Ack. I was thinking whether an epoll flag through your new epoll
ioctl interface to toggle the IRQ suspension (and timer start)
would be preferable. Because more fine grained.

A value provided by an application through the epoll ioctl would not be
subject to admin oversight, so a misbehaving application could set an
arbitrary timeout value. A sysfs value needs to be set by an admin. The
ideal timeout value depends both on the particular target application as
well as concurrent applications using the same queue(s) - as sketched above.

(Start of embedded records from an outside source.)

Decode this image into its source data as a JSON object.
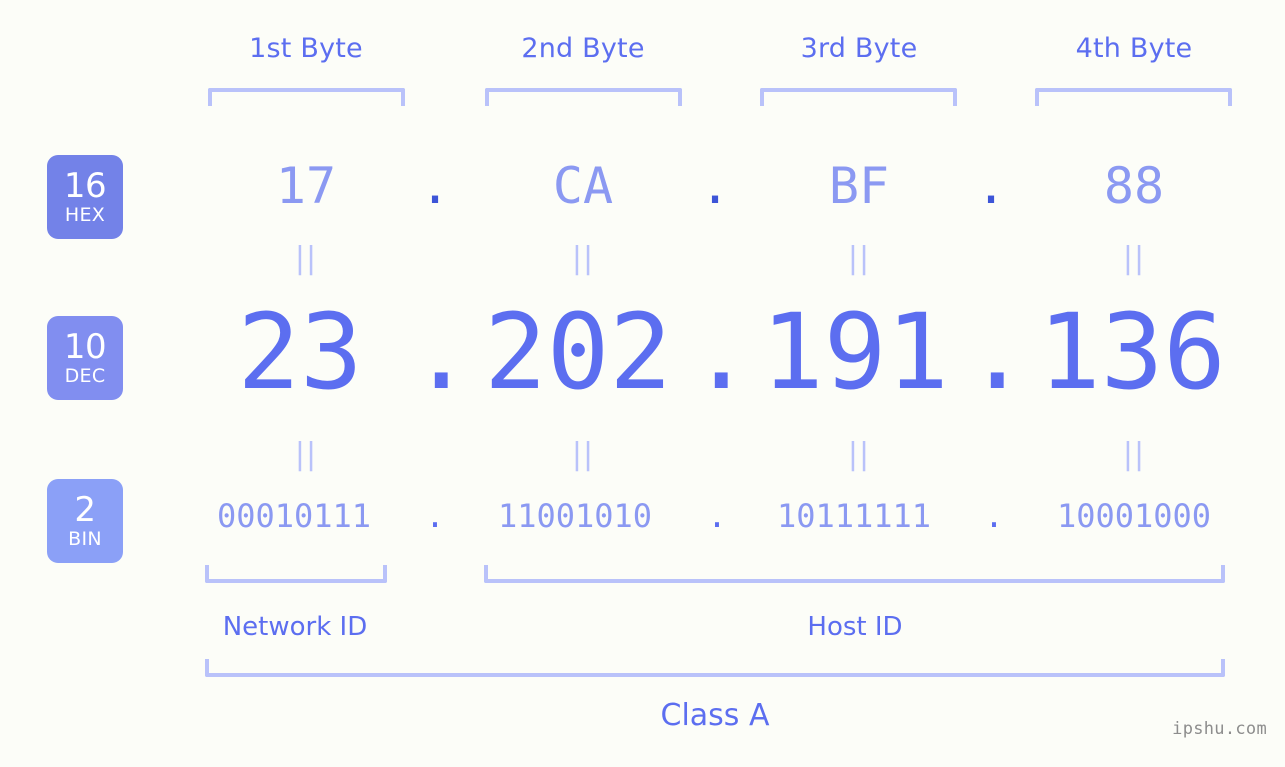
{
  "bytes": [
    {
      "header": "1st Byte",
      "hex": "17",
      "dec": "23",
      "bin": "00010111"
    },
    {
      "header": "2nd Byte",
      "hex": "CA",
      "dec": "202",
      "bin": "11001010"
    },
    {
      "header": "3rd Byte",
      "hex": "BF",
      "dec": "191",
      "bin": "10111111"
    },
    {
      "header": "4th Byte",
      "hex": "88",
      "dec": "136",
      "bin": "10001000"
    }
  ],
  "radix": {
    "hex": {
      "base": "16",
      "name": "HEX",
      "color": "#7382e8"
    },
    "dec": {
      "base": "10",
      "name": "DEC",
      "color": "#818ef0"
    },
    "bin": {
      "base": "2",
      "name": "BIN",
      "color": "#8ba0f7"
    }
  },
  "separators": {
    "dot": ".",
    "equals": "||"
  },
  "sections": {
    "network_id": "Network ID",
    "host_id": "Host ID",
    "class": "Class A"
  },
  "watermark": "ipshu.com",
  "colors": {
    "background": "#fcfdf8",
    "accent": "#5c6ef0",
    "accent_light": "#8b99f2",
    "bracket": "#b9c2fa",
    "dot_hex": "#3d55d8"
  }
}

I meant setting the value systemwide (or per-device), but opting in to
the feature a binary epoll options. Really an epoll_wait flag, if we
had flags.

Any admin privileged operations can also be protected at the epoll
level by requiring CAP_NET_ADMIN too, of course. But fair point that
this might operate in a multi-process environment, so values should
not be hardcoded into the binaries.

Just asking questions to explore the option space so as not to settle
on an API too soon. Given that, as said, we cannot remove it later.

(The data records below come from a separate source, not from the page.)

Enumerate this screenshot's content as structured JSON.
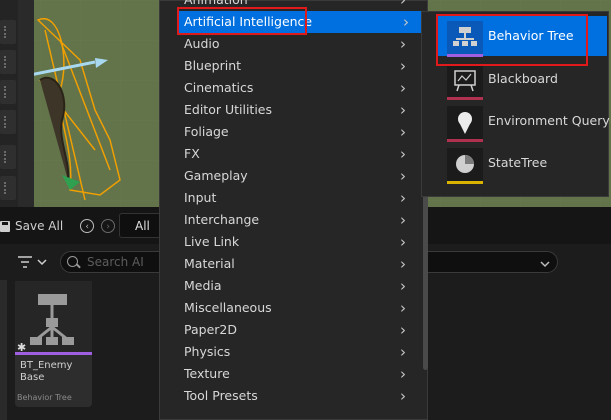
{
  "toolbar": {
    "save_all": "Save All",
    "breadcrumb": "All"
  },
  "search": {
    "placeholder": "Search AI"
  },
  "asset": {
    "name": "BT_Enemy\nBase",
    "type": "Behavior Tree",
    "color": "#a05fe0"
  },
  "menu": {
    "items": [
      {
        "label": "Animation"
      },
      {
        "label": "Artificial Intelligence",
        "selected": true
      },
      {
        "label": "Audio"
      },
      {
        "label": "Blueprint"
      },
      {
        "label": "Cinematics"
      },
      {
        "label": "Editor Utilities"
      },
      {
        "label": "Foliage"
      },
      {
        "label": "FX"
      },
      {
        "label": "Gameplay"
      },
      {
        "label": "Input"
      },
      {
        "label": "Interchange"
      },
      {
        "label": "Live Link"
      },
      {
        "label": "Material"
      },
      {
        "label": "Media"
      },
      {
        "label": "Miscellaneous"
      },
      {
        "label": "Paper2D"
      },
      {
        "label": "Physics"
      },
      {
        "label": "Texture"
      },
      {
        "label": "Tool Presets"
      }
    ]
  },
  "submenu": {
    "items": [
      {
        "label": "Behavior Tree",
        "icon": "behavior-tree-icon",
        "color": "#a05fe0"
      },
      {
        "label": "Blackboard",
        "icon": "blackboard-icon",
        "color": "#b03050"
      },
      {
        "label": "Environment Query",
        "icon": "environment-query-icon",
        "color": "#b03050"
      },
      {
        "label": "StateTree",
        "icon": "state-tree-icon",
        "color": "#d8b400"
      }
    ]
  },
  "colors": {
    "selection": "#0070e0",
    "highlight": "#e01a1a"
  }
}
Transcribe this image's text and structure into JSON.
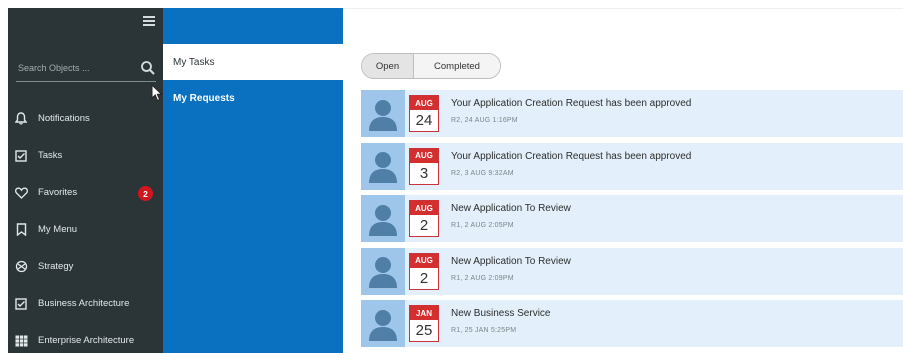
{
  "sidebar": {
    "search_placeholder": "Search Objects ...",
    "items": [
      {
        "label": "Notifications",
        "icon": "bell-icon"
      },
      {
        "label": "Tasks",
        "icon": "checkbox-icon"
      },
      {
        "label": "Favorites",
        "icon": "heart-icon",
        "badge": "2"
      },
      {
        "label": "My Menu",
        "icon": "bookmark-icon"
      },
      {
        "label": "Strategy",
        "icon": "strategy-icon"
      },
      {
        "label": "Business Architecture",
        "icon": "checkbox-icon"
      },
      {
        "label": "Enterprise Architecture",
        "icon": "grid-icon"
      }
    ]
  },
  "subnav": {
    "items": [
      {
        "label": "My Tasks"
      },
      {
        "label": "My Requests"
      }
    ]
  },
  "toggle": {
    "open_label": "Open",
    "completed_label": "Completed"
  },
  "tasks": [
    {
      "month": "AUG",
      "day": "24",
      "title": "Your Application Creation Request has been approved",
      "meta": "R2, 24 AUG 1:16PM"
    },
    {
      "month": "AUG",
      "day": "3",
      "title": "Your Application Creation Request has been approved",
      "meta": "R2, 3 AUG 9:32AM"
    },
    {
      "month": "AUG",
      "day": "2",
      "title": "New Application To Review",
      "meta": "R1, 2 AUG 2:05PM"
    },
    {
      "month": "AUG",
      "day": "2",
      "title": "New Application To Review",
      "meta": "R1, 2 AUG 2:09PM"
    },
    {
      "month": "JAN",
      "day": "25",
      "title": "New Business Service",
      "meta": "R1, 25 JAN 5:25PM"
    }
  ],
  "colors": {
    "sidebar_bg": "#2b3538",
    "subnav_bg": "#0a71c1",
    "task_bg": "#e3f0fb",
    "avatar_bg": "#9dc6ea",
    "date_red": "#d32f2f",
    "badge_red": "#d0171d"
  }
}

I agree, but I believe we are converging? Also taking into account Joe's 
earlier response, given that the suspend mechanism dovetails so nicely 
with gro_flush_timeout and napi_defer_hard_irqs, it just seems natural 
to put irq_suspend_timeout at the same level and I haven't seen any 
strong reason to put it elsewhere.

Also, the value is likely dependent more on the expected duration
of userspace processing? If so, it would be the same for all
devices, so does a per-netdev value make sense?

It is per-netdev in the current proposal to be at the same granularity
as gro_flush_timeout and napi_defer_hard_irqs, because irq suspension
operates at the same level/granularity. This allows for more control
than a global setting and it can be migrated to per-napi settings along
with gro_flush_timeout and napi_defer_hard_irqs when the time comes.

Ack, makes sense. Many of these design choices and their rationale are
good to explicitly capture in the commit message.

Agreed.

Thanks,
Martin